# Get the Knowledge that sets you free...Science and Math for K8 to K12 students

Email
×

## Capacitors and Dielectrics

Inside the keyboard. Under each key of a keyboard we have a movable metal plate and a fixed plate, with a dielectric in between them. The dots are the places where the connection between the two conducting layers are made when the key is pressed. The lines shown in the image are electrical connections that allow tiny electric currents to flow when these layers are pressed. Lets learn more of such application oriented concepts about capacitors and dielectrics as we study this topic.
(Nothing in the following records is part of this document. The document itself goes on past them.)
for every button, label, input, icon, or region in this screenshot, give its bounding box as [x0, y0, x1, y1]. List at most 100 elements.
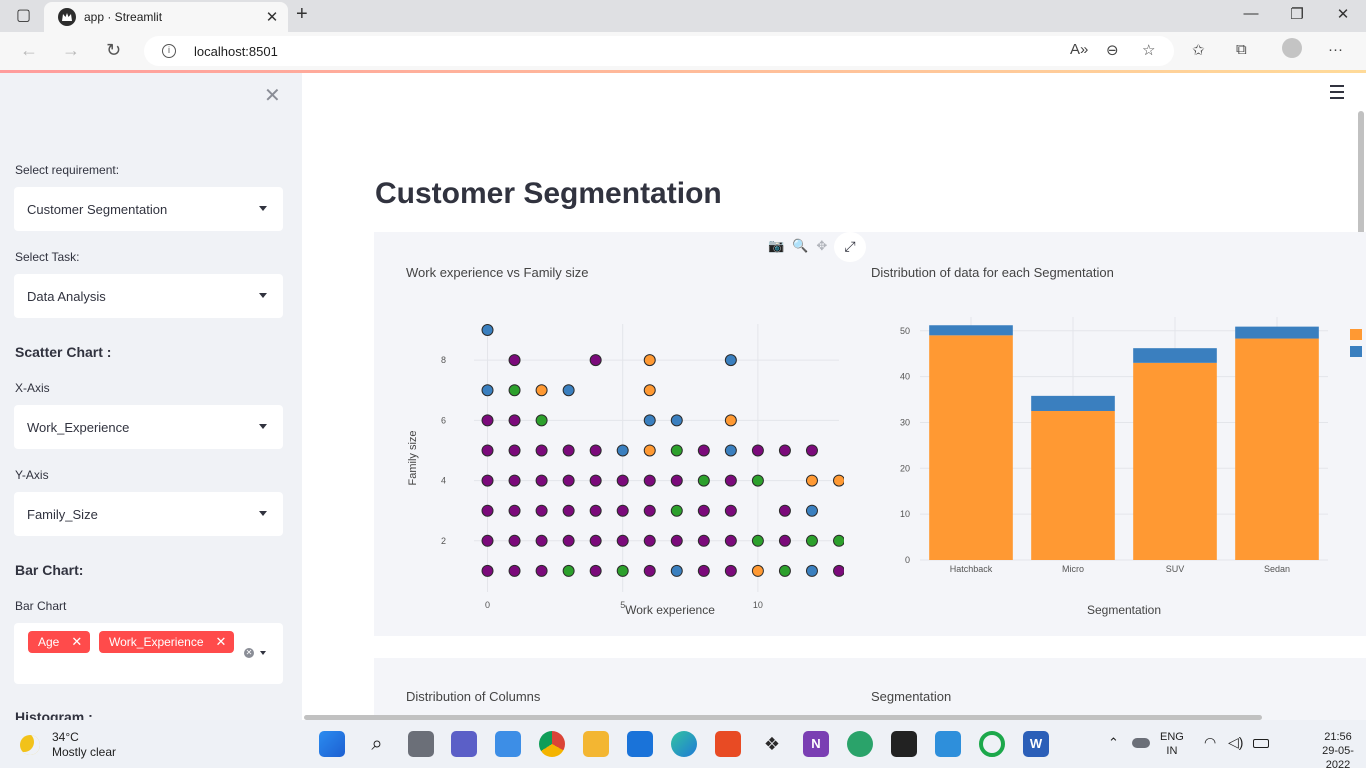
add-favorite-icon[interactable]: ☆ [1142, 41, 1155, 59]
requirement-value: Customer Segmentation [27, 201, 168, 217]
scatter-point [778, 564, 791, 577]
scatter-point [589, 474, 602, 487]
volume-icon[interactable]: ◁) [1228, 735, 1243, 749]
restore-icon[interactable]: ❐ [1282, 5, 1312, 23]
close-sidebar-icon[interactable]: ✕ [264, 83, 281, 108]
bar-segment [1133, 348, 1217, 363]
remove-chip-icon[interactable]: ✕ [216, 634, 227, 650]
scatter-point [481, 534, 494, 547]
new-tab-icon[interactable]: + [296, 4, 308, 24]
scatter-point [616, 474, 629, 487]
task-label: Select Task: [15, 250, 80, 264]
scatter-point [833, 564, 844, 577]
browser-tab[interactable]: app · Streamlit ✕ [44, 2, 288, 32]
scatter-point [670, 444, 683, 457]
bar-segment [929, 325, 1013, 336]
bar-chart-multiselect[interactable]: Age ✕ Work_Experience ✕ ✕ [14, 623, 283, 684]
hamburger-menu-icon[interactable] [1330, 85, 1344, 103]
clock[interactable]: 21:56 29-05-2022 [1310, 730, 1366, 768]
scatter-point [724, 474, 737, 487]
requirement-select[interactable]: Customer Segmentation [14, 187, 283, 231]
chrome-icon[interactable] [539, 731, 565, 757]
chevron-down-icon [259, 293, 267, 298]
read-aloud-icon[interactable]: A» [1070, 41, 1088, 58]
cloud-icon[interactable] [1132, 738, 1150, 748]
y-tick-label: 20 [900, 463, 910, 473]
y-axis-select[interactable]: Family_Size [14, 492, 283, 536]
scatter-point [778, 504, 791, 517]
profile-avatar[interactable] [1282, 38, 1302, 58]
battery-icon[interactable] [1253, 739, 1269, 748]
legend-swatch-blue[interactable] [1350, 346, 1362, 357]
dropbox-icon[interactable]: ❖ [759, 731, 785, 757]
start-icon[interactable] [319, 731, 345, 757]
remove-chip-icon[interactable]: ✕ [71, 634, 82, 650]
chat-icon[interactable] [451, 731, 477, 757]
file-explorer-icon[interactable] [583, 731, 609, 757]
store-icon[interactable] [495, 731, 521, 757]
chip-label: Age [38, 635, 60, 649]
back-icon[interactable]: ← [20, 40, 38, 61]
favorites-icon[interactable]: ✩ [1192, 41, 1205, 59]
scatter-point [589, 504, 602, 517]
scatter-point [805, 504, 818, 517]
bar-chart[interactable]: 0 10 20 30 40 50 Hatchback Micro SUV Sedan Segment… [844, 252, 1364, 632]
bar-segment [1235, 338, 1319, 560]
terminal-icon[interactable] [891, 731, 917, 757]
language-indicator[interactable]: ENG IN [1160, 730, 1184, 758]
mail-icon[interactable] [627, 731, 653, 757]
y-axis-label: Family size [407, 430, 419, 485]
scatter-point [643, 354, 656, 367]
search-icon[interactable]: ⌕ [364, 731, 390, 757]
tray-chevron-icon[interactable]: ⌃ [1108, 736, 1119, 750]
zoom-out-icon[interactable]: ⊖ [1106, 41, 1119, 59]
site-info-icon[interactable]: i [162, 44, 176, 58]
close-tab-icon[interactable]: ✕ [264, 8, 280, 26]
tab-actions-icon[interactable]: ▢ [16, 6, 31, 26]
x-axis-select[interactable]: Work_Experience [14, 405, 283, 449]
notepad-icon[interactable] [935, 731, 961, 757]
scatter-heading: Scatter Chart : [15, 344, 112, 360]
moon-icon [20, 735, 40, 755]
x-tick-label: Micro [1062, 564, 1084, 574]
task-select[interactable]: Data Analysis [14, 274, 283, 318]
requirement-label: Select requirement: [15, 163, 120, 177]
close-window-icon[interactable]: ✕ [1328, 5, 1358, 23]
url-field[interactable]: i localhost:8501 [144, 36, 1174, 66]
scatter-point [643, 384, 656, 397]
clear-all-icon[interactable]: ✕ [244, 648, 254, 658]
bar-segment [929, 335, 1013, 560]
legend-swatch-orange[interactable] [1350, 329, 1362, 340]
scatter-point [562, 564, 575, 577]
y-tick-label: 6 [441, 415, 446, 425]
task-view-icon[interactable] [408, 731, 434, 757]
word-icon[interactable]: W [1023, 731, 1049, 757]
refresh-icon[interactable]: ↻ [106, 40, 121, 61]
main-content: Customer Segmentation 📷 🔍 ✥ ⤢ Work exper… [302, 73, 1366, 720]
collections-icon[interactable]: ⧉ [1236, 41, 1247, 58]
jupyter-icon[interactable] [979, 731, 1005, 757]
atom-icon[interactable] [847, 731, 873, 757]
scatter-point [508, 384, 521, 397]
chip-age[interactable]: Age ✕ [28, 631, 91, 653]
office-icon[interactable] [715, 731, 741, 757]
onenote-icon[interactable]: N [803, 731, 829, 757]
scatter-point [833, 474, 844, 487]
chevron-down-icon[interactable] [260, 651, 266, 655]
scatter-point [481, 564, 494, 577]
scatter-point [670, 414, 683, 427]
scatter-point [643, 474, 656, 487]
y-tick-label: 10 [900, 509, 910, 519]
more-menu-icon[interactable]: ··· [1328, 41, 1343, 58]
y-tick-label: 2 [441, 536, 446, 546]
wifi-icon[interactable]: ◠ [1204, 735, 1216, 749]
scatter-point [481, 384, 494, 397]
minimize-icon[interactable]: — [1236, 5, 1266, 22]
bar-segment [1031, 410, 1115, 560]
edge-icon[interactable] [671, 731, 697, 757]
weather-widget[interactable]: 34°C Mostly clear [20, 730, 116, 760]
scatter-chart[interactable]: 0 5 102468Work experienceFamily size [374, 252, 844, 632]
scatter-point [508, 444, 521, 457]
forward-icon[interactable]: → [62, 40, 80, 61]
chip-work-experience[interactable]: Work_Experience ✕ [99, 631, 235, 653]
## After completing the topic, the student will be able to:

• Understand and differentiate conductors and insulators.
• Explore how charge is stored in an object.
• Discuss, examine and explore as to why some elements, alloys or compounds conduct electricity more easily than other.
• Explore the concept of capacitance of a capacitor and reflect on the types of capacitors.
• Develop a theory to determine the energy stored in a capacitor and its applications in developing a computer chip.
• Explore the working principle of the Van der Graaff generator, and its applications in producing large amount of static charge.
• Understand the concept of dielectrics and its importance in using them to increase or decrease the capacitance.
Faraday's cage The cage is designed so that no discharges will reach inside.The minimal distance between the bars ensures that a discharge will always find it easier to hit a bar than pass in between to another object. The person inside is therefore protected. The discharge is created by a vast Van der Graaff generator (columns and spheres) behind the cage, with a potential difference of 2.5 million volts. Faraday cages are used to protect electrical equipment from lightning strikes.
Electrostatic equilibrium in conductors

A charged conductor tends to redistribute its excess charges evenly all around itself. We say that the conductor is in electrostatic equilibrium since there is no movement of charges. A conductor in electrostatic equilibrium shows the following properties:

• There are no excess charges inside a conductor.
• The charges reside only on the surface of the conductor.
• The electric field on the surface of the conductor is perpendicular to the surface.
• The electric fields are strongest at locations along the surface where the object is most curved.

Once a conductor is in electrostatic equilibrium, the electric field anywhere beneath the surface of a charged conductor is zero. If an electric field did exist beneath the surface of a conductor then the electric field would exert a force on the electrons present there. This net force would begin to accelerate and move these electrons. But since the conductor is in an electrostatic equilibrium, we should have no further motion of charge. So if this were to occur, then the original claim that the object was at electrostatic equilibrium would be a false claim. If the electrons within a conductor have assumed an equilibrium state, the net force upon those electrons is zero.

The electric field lines either begin or end upon a charge and in the case of a conductor, the charge exists solely upon its outer surface. The lines extend from this surface outward, not inward. This concept of the electric field being zero inside of a conducting surface was first demonstrated by Michael Faraday, a 19th century pioneer.

Faraday constructed a room within a room, covering the inner room with a metal foil. He sat inside the inner room (now known as the Faraday cage) with an electroscope and charged the surfaces of the outer and inner room using an electrostatic generator. While sparks were seen flying outwards from the walls of the outer room, there was no detection of an electric field within the inner room. This clearly showed that charges in a conductor reside solely on its outer surface. Inside a closed conductor, the electric field is zero.

Any closed, conducting surface can serve as a Faraday’s cage, shielding anything that surrounds from the potentially damaging effects of electric fields. This principle of electrical shielding is commonly utilized today. We protect delicate electrical equipment by enclosing them in metal foils or cases. Even delicate computer chips and other components are shipped inside of conducting plastic packaging, which shields the chips from electric fields. In spacecrafts and satellites many delicate electrical components are separated from each other by electrical shielding so that functioning of one does not affect the other component.

Demonstration of electric field for a conducting curved surface. Electric field will always be perpendicular to the curved surface of a conductor.
Electric field in a conductor

Electric field is always perpendicular to the conductor's surface, which is in electrostatic equilibrium. If there were a component of electric field directed parallel to the surface, then the excess charge on the surface would have a force that would accelerate the charges. If a charge is set into motion, the object is not in a state of electrostatic equilibrium.

Therefore, the electric field must be perpendicular to the conducting surface for objects, which are in electrostatic equilibrium. Certainly a conducting object which has recently acquired an excess charge has a component of electric field and electric force parallel to the surface; it is this component which acts upon the excess charge to distribute the excess charge over the surface until electrostatic equilibrium is reached. Once reached, there is no longer any parallel component of electric field and any motion of excess charge.